La Stampa, decima posizione, si ferma proprio a un milione di spettatori. E quando gli investitori vorranno i numeri?

Per il momento nonostante le eccezioni già citate , Open non sta seguendo una strada brutalmente da clickbait per raggiungere il milione di visitatori al giorno che si sono prefissati. Ma allora come si spera di rendere questo prodotto sostenibile? Davvero non si poteva progettare qualcosa di più originale, con meno articoli ma più curati, con un taglio più preciso e che differenziasse questo giornale da tutti gli altri?

È davvero possibile? Una delle testate native digitali e generaliste che gode della migliore reputazione in Italia è sicuramente Il Post, fondato da Luca Sofri nel Dopo nove anni, Il Post oggi arriva a mila visite al giorno.

Insomma, qualcosa di simile a quanto immaginato da Open, in Italia, esiste già. E di quali competenze siano necessarie. Un formato particolare, che permette di pubblicare numerosi articoli a fronte di costi contenuti, ma che ha saputo trovare una sua nicchia di riferimento, differenziandosi dalla concorrenza, cercando formule inedite e costruendo una comunità di lettori che si raccolga in uno spazio che sente come proprio.

A proposito di comunità: nello stesso periodo in cui nasceva Open è stato lanciato anche Jacobin Italia. Nonostante sia un prodotto completamente diverso e che in parte tradisce alcuni vizi del giornalismo italiano, anche questo caso mostra come possa nascere una testata che vuole differenziarsi da tutto il resto e che punti su un target estremamente preciso giovani che fanno riferimento alla sinistra alternativa , sulla costruzione di una comunità tramite eventi e incontri , su un magazine cartaceo sostenuto da una campagna abbonamenti e su un sito dalla grafica curata.

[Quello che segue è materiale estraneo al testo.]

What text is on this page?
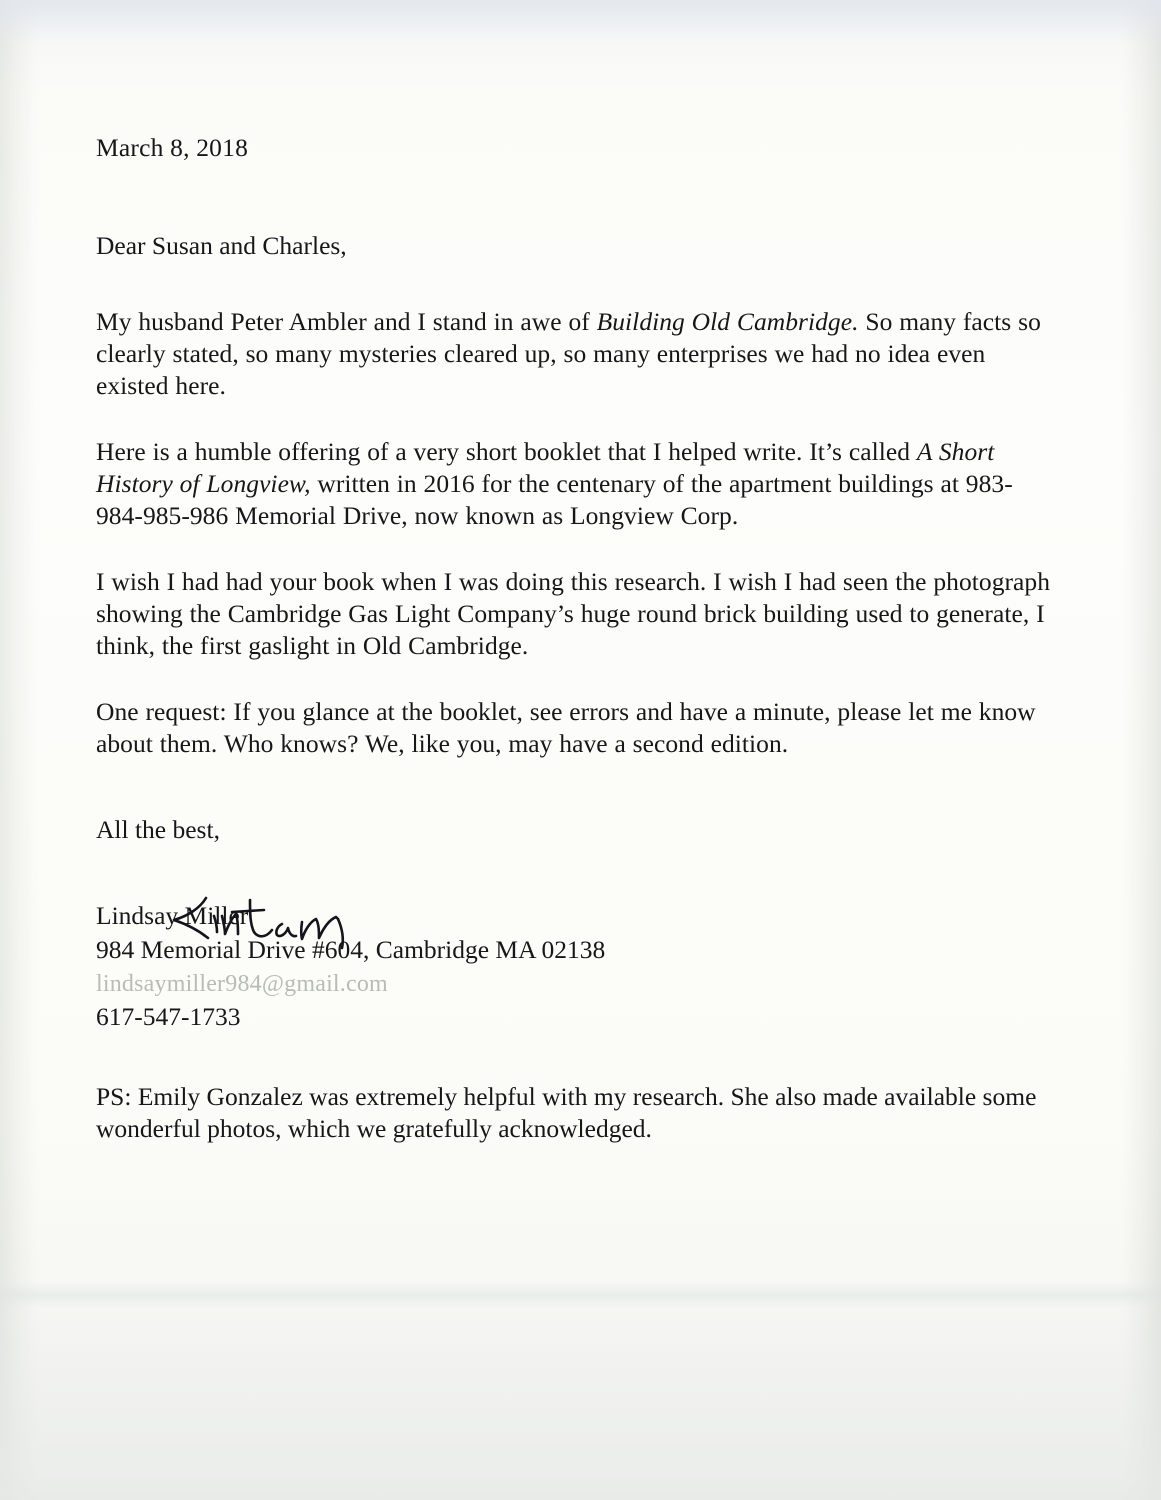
March 8, 2018

Dear Susan and Charles,

My husband Peter Ambler and I stand in awe of Building Old Cambridge. So many facts so clearly stated, so many mysteries cleared up, so many enterprises we had no idea even existed here.

Here is a humble offering of a very short booklet that I helped write. It’s called A Short History of Longview, written in 2016 for the centenary of the apartment buildings at 983-984-985-986 Memorial Drive, now known as Longview Corp.

I wish I had had your book when I was doing this research. I wish I had seen the photograph showing the Cambridge Gas Light Company’s huge round brick building used to generate, I think, the first gaslight in Old Cambridge.

One request: If you glance at the booklet, see errors and have a minute, please let me know about them. Who knows? We, like you, may have a second edition.

All the best,

Lindsay Miller

984 Memorial Drive #604, Cambridge MA 02138

lindsaymiller984@gmail.com

617-547-1733

PS: Emily Gonzalez was extremely helpful with my research. She also made available some wonderful photos, which we gratefully acknowledged.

Ma è proprio questo che dimostra come il giornalismo online si stia sempre più orientando su modelli e modalità differenti; sia per quanto riguarda la strategia per generare ricavi, sia per quanto riguarda il modo in cui si trovano e si conservano i propri lettori, sia, infine, per quanto riguarda il tipo di contenuti che si producono.

Meno notizie, meno curiosità, meno cronaca; più approfondimento di qualità e spesso verticale. Rispetto a tutte queste realtà e alle tante sperimentazioni che si stanno compiendo in tutto il mondo, Open sembra uscire da una foto della 10 years Challenge; sembra un prodotto giornalistico concepito nel Almanacco Progetti Appuntamenti Chi siamo. English version About.